Интересно, это очень круто? Арина спросила у одной из спортсменок. Та с удовольствием объяснила: в мире есть четыре самых крупных турнира. И Тимур, когда ему было шестнадцать, выиграл тот из них, что в Париже.
— В шестнадцать лет?! — поразилась Арина.
— Ну, это как бы не совсем настоящий турнир. Лайт-версия для подростков. «До взрослого ему — как до Плутона и обратно». Андрей Рублев[4] сказал.
— Кто?!
— Ох, темнота! Ну, рыженький такой, симпатичный!
Спортсменка убежала в душевую.
Арина вспомнила одухотворенное лицо актера Анатолия Солоницына из фильма Тарковского. Для нее — он единственный Рублев. А есть, значит, еще какой-то? Никогда она ничего не поймет в теннисном мире.
Администратором в академию ее не взяли. Опыта нет, плюс робкий характер видно за километр. Менее почетные должности уборщиц тоже оказались плотно оккупированы — гостьями из Казахстана и Киргизии. Единственное, что предложили, — девочкой на побегушках в буфете. Мыть посуду, таскать продукты. Когда турниры, полно народу — делать сэндвичи и резать салаты. Зарплата — процент от выручки. Крошечный.
Но Арина не возражала. Буфет — отличное место. Расположен замечательно: на втором этаже, метров на пять выше уровня кортов. Будто зрительный зал со всеми удобствами. Здесь и столики стояли, и диваны, и даже зачем-то пианино, всегда, впрочем, закрытое, со строгой табличкой: «НЕ ИГРАТЬ!»
В буфете и рядом постоянно болтался народ. Отдыхали между тренировками тренеры и спортсмены, родители пили кофе, не сводя со своих чад глаз. А когда у Арины выпадала свободная минутка, она наблюдала за Тимуром. Как он ходит. Как эффектной и гибкой пантерой отбивает чахленькие, детские мячи. Как склоняется к мальчику или девочке, поправляет ракетку, помогает сделать удар. Как улыбается, сердится. Даже когда Тимур явно кокетничал с Ингой Матвеевной, красивой и молодой спортивным директором, Арина не сердилась. Все правильно любимый делает, начальство надо задабривать.
Сама она прилагала все силы, чтобы не броситься к Тимуру, едва он голову поднимет, едва посмотрит в сторону кафе. Все казалось — он не просто случайно взглянул, а ее зовет. Хотя умом понимала: с какой стати? Тем более что буфетчикам и прочему низшему персоналу вообще не позволялось выходить на корты. Там особое покрытие, только в кроссовках или в специальной сменной обуви можно.

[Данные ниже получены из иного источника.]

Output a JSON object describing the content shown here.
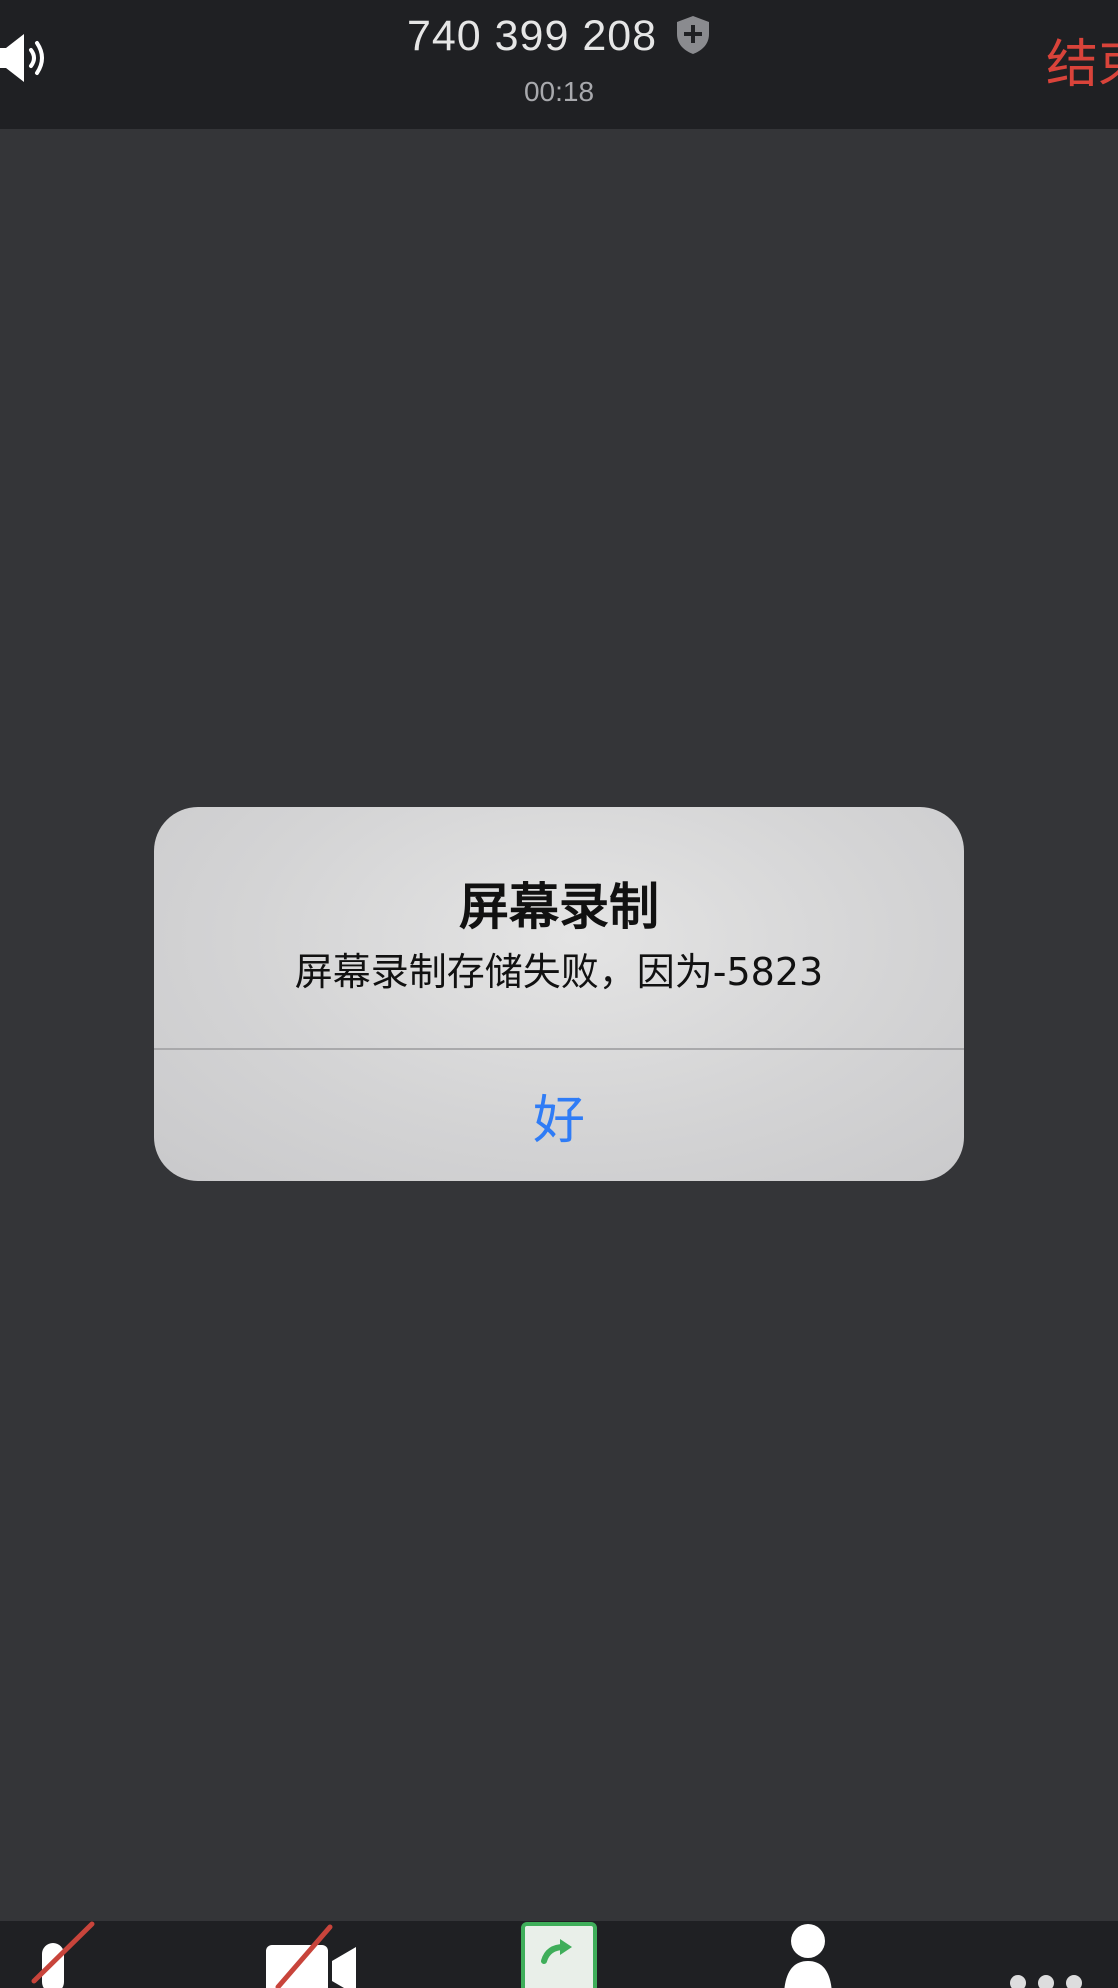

Из-за стойки буфета видно многое. Арина внимательно наблюдала за теннисными ребятами, за их родителями. Быстро поняла: разумных людей среди них нет. Ни одного. Каждый, в большей или меньшей степени, одержим: победами, кубками, славой, пресловутым «Ролан Гарросом». Когда в академии проходили турниры — в основном на них съезжались подростки, но иногда и дети лет девяти, — страсти кипели, слезы лились. Будто бразильский сериал смотришь. Утонченные, интеллигентнейшего вида мамы, когда их чада проигрывали, витиевато матерились. А отцы соперников по корту, бывало, пытались прямо здесь, в буфете, схватиться врукопашную. Победители ликовали и требовали у родителей бонусов: кто шоколадку, а кто и айфон. Побежденные рыдали, и утешали их редко. Чаще добивали: «Сам виноват, подачи не было, в корт не попадал».
Арина однажды не выдержала, шепнула буфетчице:
— Дурдом. Хоть бы пожалели ребенка.
Наталья Максимовна со знанием дела отозвалась:
— Если жалеть — чемпиона не вырастишь.
И Тимур вечером подтвердил:
— Да, сюсюкать нельзя. Я, когда проигрывал, меня тренер сразу на корт гнал. Прикинь: два часа на турнире отбегаешь, сил вообще нет. А он тебя еще пару часов шпыняет — влево, вправо, к сетке. На полной скорости. Я потом до раздевалки дойти не мог — падал.
«Но только ты все равно не стал чемпионом», — грустно подумала Арина.
А сколько детей из академии выбьется в звезды? Один, может, двое. Остальным останется, как Тиму, идти в тренеры, накидывать мячики и лишь мечтать о славе и полетах бизнес-классом.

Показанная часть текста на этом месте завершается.